For many, many years, the accepted underlying assumption was that a leader's power was based on their authority, in terms of their ability to make people do what they wanted them to do. But this was rarely because their followers wanted to do it. In fact, the preferences of followers rarely came into it. This is the command-and-control approach to leadership - I tell you what to do, and you do it (usually because you're scared of me) - which reached its peak around the time of the First World War, but which can still be seen in some organisations today (although not necessarily in the successful ones).
Modern leadership is far more complex. It is based on persuasion rather than on explicit direction, and requires, from the leader, a degree of emotional intelligence. The accepted view of modern leadership is that it is based on the recognition that different situations call for different a different leadership approach, and a good leader is one who is adept at recognising those situations and adapting their behaviour accordingly. And rather than ordering their people to act, the best leaders are those who inspire them to perform at their best, in every situation.
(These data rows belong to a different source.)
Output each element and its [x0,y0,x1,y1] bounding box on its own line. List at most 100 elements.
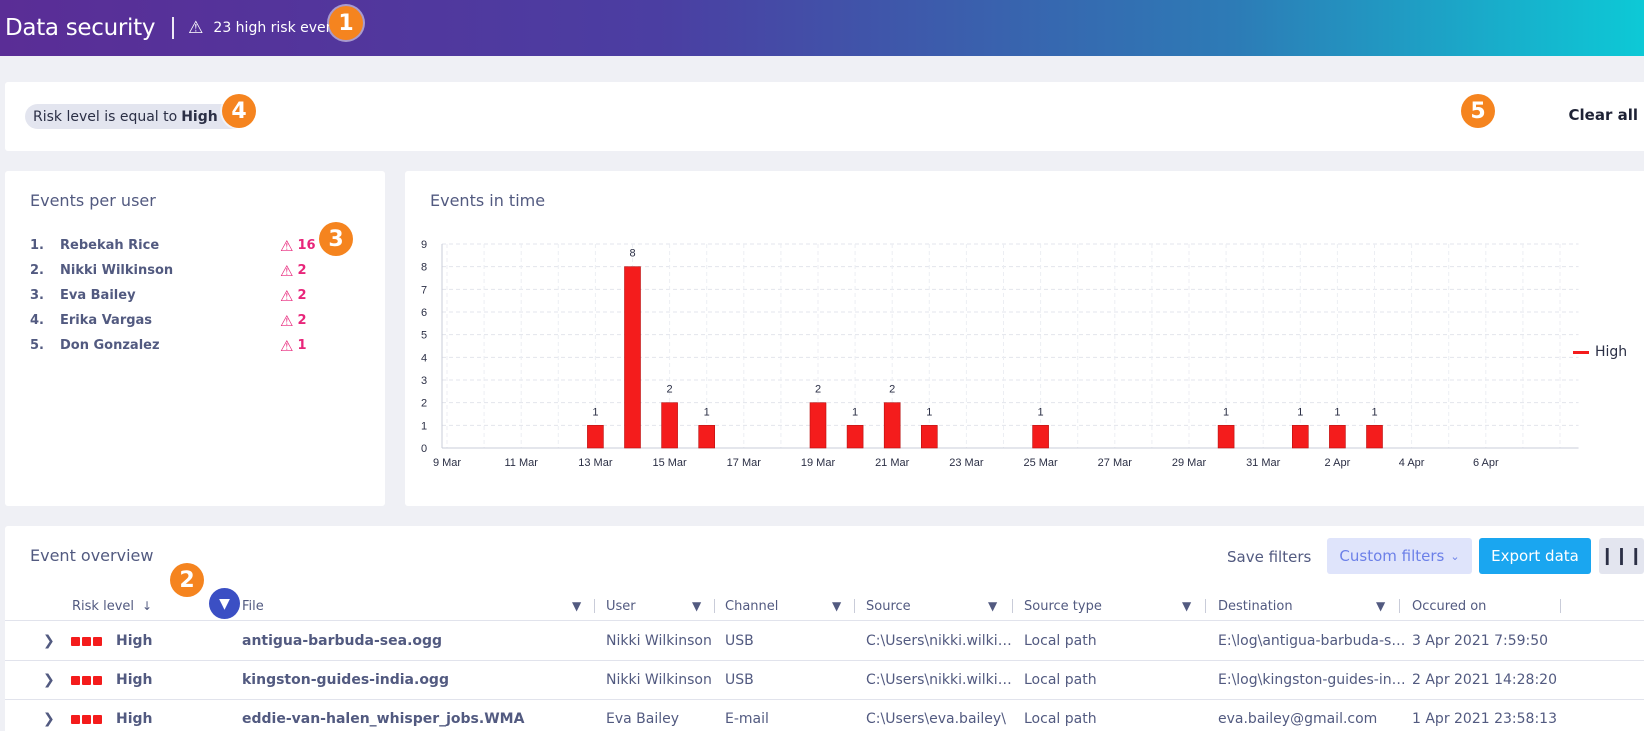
column-resize-handle[interactable] [1399,599,1400,613]
column-resize-handle[interactable] [1012,599,1013,613]
warning-icon: ⚠ [280,336,294,355]
column-settings-button[interactable]: ❙❙❙ [1599,538,1644,574]
column-label: Risk level [72,598,134,614]
callout-badge-2: 2 [170,563,204,597]
x-tick-label: 27 Mar [1098,457,1133,469]
column-header-destination[interactable]: Destination ▼ [1218,596,1406,616]
bar-value-label: 1 [1297,406,1303,418]
high-risk-alert[interactable]: ⚠ 23 high risk events [188,18,347,38]
filter-icon[interactable]: ▼ [692,599,702,613]
user-ranking-list: 1. Rebekah Rice ⚠ 16 2. Nikki Wilkinson ⚠… [30,233,360,358]
callout-badge-4: 4 [222,94,256,128]
column-label: User [606,598,636,614]
x-tick-label: 31 Mar [1246,457,1281,469]
user-name: Erika Vargas [60,313,153,328]
custom-filters-dropdown[interactable]: Custom filters ⌄ [1327,538,1472,574]
callout-badge-5: 5 [1461,94,1495,128]
x-tick-label: 9 Mar [433,457,461,469]
expand-chevron-icon[interactable]: ❯ [43,711,55,727]
column-label: Occured on [1412,598,1487,614]
x-tick-label: 29 Mar [1172,457,1207,469]
risk-level-filter-active-icon[interactable]: ▼ [209,588,240,619]
risk-indicator-square [71,675,80,685]
user-name: Don Gonzalez [60,338,160,353]
column-header-channel[interactable]: Channel ▼ [725,596,861,616]
column-resize-handle[interactable] [1205,599,1206,613]
clear-all-button[interactable]: Clear all [1568,106,1638,124]
rank-number: 5. [30,338,44,353]
warning-icon: ⚠ [280,311,294,330]
source-cell: C:\Users\eva.bailey\ [866,711,1006,727]
user-ranking-item[interactable]: 3. Eva Bailey ⚠ 2 [30,283,360,308]
column-header-risk-level[interactable]: Risk level ↓ [72,596,152,616]
column-header-file[interactable]: File ▼ [242,596,602,616]
filter-icon[interactable]: ▼ [1376,599,1386,613]
filter-icon[interactable]: ▼ [832,599,842,613]
event-overview-title: Event overview [30,546,154,565]
column-header-occurred-on[interactable]: Occured on [1412,596,1567,616]
user-ranking-item[interactable]: 5. Don Gonzalez ⚠ 1 [30,333,360,358]
event-count: ⚠ 2 [280,287,307,305]
event-count-value: 2 [297,288,307,303]
events-in-time-title: Events in time [430,191,546,210]
user-name: Eva Bailey [60,288,136,303]
column-label: Source type [1024,598,1102,614]
x-tick-label: 17 Mar [727,457,762,469]
occurred-on-cell: 2 Apr 2021 14:28:20 [1412,672,1557,688]
event-count-value: 1 [297,338,307,353]
x-tick-label: 21 Mar [875,457,910,469]
user-cell: Nikki Wilkinson [606,633,712,649]
column-header-user[interactable]: User ▼ [606,596,721,616]
rank-number: 4. [30,313,44,328]
expand-chevron-icon[interactable]: ❯ [43,633,55,649]
bar-high [846,425,864,449]
chart-legend[interactable]: High [1573,344,1627,360]
event-overview-card: Event overview Save filters Custom filte… [5,526,1644,731]
filter-icon[interactable]: ▼ [1182,599,1192,613]
bar-value-label: 1 [592,406,598,418]
warning-icon: ⚠ [280,286,294,305]
filter-chip-risk-level[interactable]: Risk level is equal to High ✕ [25,104,245,129]
column-resize-handle[interactable] [594,599,595,613]
column-resize-handle[interactable] [854,599,855,613]
user-ranking-item[interactable]: 1. Rebekah Rice ⚠ 16 [30,233,360,258]
channel-cell: USB [725,633,754,649]
events-in-time-chart: 0 1 2 3 4 5 6 7 8 9 9 Mar 11 Mar 13 Mar 15 Mar 17 Mar 1… [421,239,1579,469]
column-header-source-type[interactable]: Source type ▼ [1024,596,1212,616]
table-row[interactable]: ❯ High antigua-barbuda-sea.ogg Nikki Wil… [5,622,1644,661]
risk-level-text: High [116,672,153,688]
y-tick-label: 7 [421,284,427,296]
risk-level-cell: High [71,672,153,688]
page-title: Data security [5,15,156,41]
bar-high [1217,425,1235,449]
bar-value-label: 2 [889,384,895,396]
legend-swatch-high [1573,350,1589,354]
event-count: ⚠ 2 [280,262,307,280]
user-cell: Eva Bailey [606,711,680,727]
filter-icon[interactable]: ▼ [572,599,582,613]
user-ranking-item[interactable]: 2. Nikki Wilkinson ⚠ 2 [30,258,360,283]
bar-high [1291,425,1309,449]
bar-value-label: 1 [1371,406,1377,418]
risk-indicator-square [71,714,80,724]
y-tick-label: 4 [421,352,427,364]
save-filters-button[interactable]: Save filters [1227,548,1312,566]
x-tick-label: 2 Apr [1325,457,1351,469]
export-data-button[interactable]: Export data [1479,538,1591,574]
table-row[interactable]: ❯ High eddie-van-halen_whisper_jobs.WMA … [5,700,1644,731]
risk-indicator-square [71,636,80,646]
expand-chevron-icon[interactable]: ❯ [43,672,55,688]
column-resize-handle[interactable] [714,599,715,613]
user-ranking-item[interactable]: 4. Erika Vargas ⚠ 2 [30,308,360,333]
risk-indicator-square [82,636,91,646]
table-row[interactable]: ❯ High kingston-guides-india.ogg Nikki W… [5,661,1644,700]
rank-number: 1. [30,238,44,253]
sort-desc-icon[interactable]: ↓ [142,599,153,613]
channel-cell: E-mail [725,711,769,727]
x-tick-label: 19 Mar [801,457,836,469]
y-tick-label: 8 [421,262,427,274]
column-resize-handle[interactable] [1560,599,1561,613]
filter-icon[interactable]: ▼ [988,599,998,613]
column-header-source[interactable]: Source ▼ [866,596,1019,616]
source-type-cell: Local path [1024,672,1097,688]
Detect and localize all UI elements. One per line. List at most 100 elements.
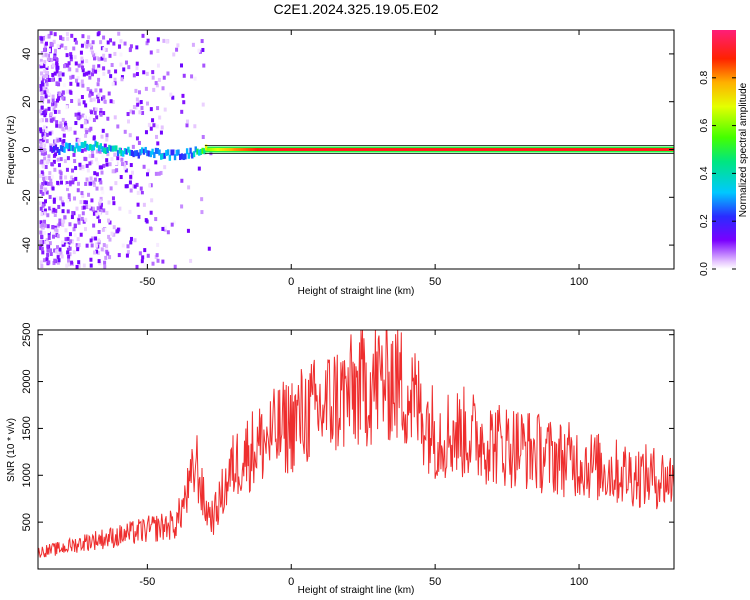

But what does this mean? What are leaders doing that makes people want to perform to the best of their ability? Often, it comes down to the most basic of human emotions. If you think of some of the most successful and high-profile modern business leaders - Steve Jobs, Jack Welch, Sir Richard Branson - a common feature is that their people like them, admire them, or want to impress them.
We can break this down and look at the reasons why people may feel a need to impress their leader. The basic explanation is that they see in their leader someone who is excellent at what they do and want to gain their respect by being as good as they are. This is why integrity, passion and competence are often identified as the essential characteristics of a good leader.
But that alone is not enough. People also need an inspirational target to aim for. This is why the most important thing that a leader will do - and some leaders argue that it is the only thing they do - is set the vision for their organisation, a goal that appeals to the emotions and sense of fulfilment of its people. And once it is set, everything they do is geared towards persuading their people to follow that vision.
In other words, people 'do it because they want to' because they want to do the best for their leader, for the common cause, or for both (ideally, the leader and the common cause should be so closely intertwined as to be inseparable). And because they believe that their leader has their best interests at heart. This is the Holy Grail of modern leadership - mutual respect between leader and follower. That's not to say that leader don't employ tricks along the way. There are well-established techniques that encourage a sense of common purpose, which good leaders are not averse to harnessing. We will discuss some of these in future columns.
But if that's the foundation of leadership, it does not explain what leaders actually do on a day-to-day basis. Over the past few years we have interviewed a wide range of leaders in business, the military and sport. While the disciplines are different, the messages that appear are consistent. The very best leaders will tell you that, in fact, they don't do much at all. What they mean is that they have got their organisation to the point where it runs very efficiently without much intervention from the top. Their people know what they need to do, and have everything they need to do it. The leader acts as the conductor of an orchestra, setting the tempo and offering visible and constant support and encouragement. The really hard work has already been done, in getting the organisation and its people to that point.
Being placed in a position of power does not automatically make you a leader. It is sometimes said that the essence of leadership is that a boss will say 'Go', while a leader will say 'Let's go'. And hopefully, people will follow, because they want to.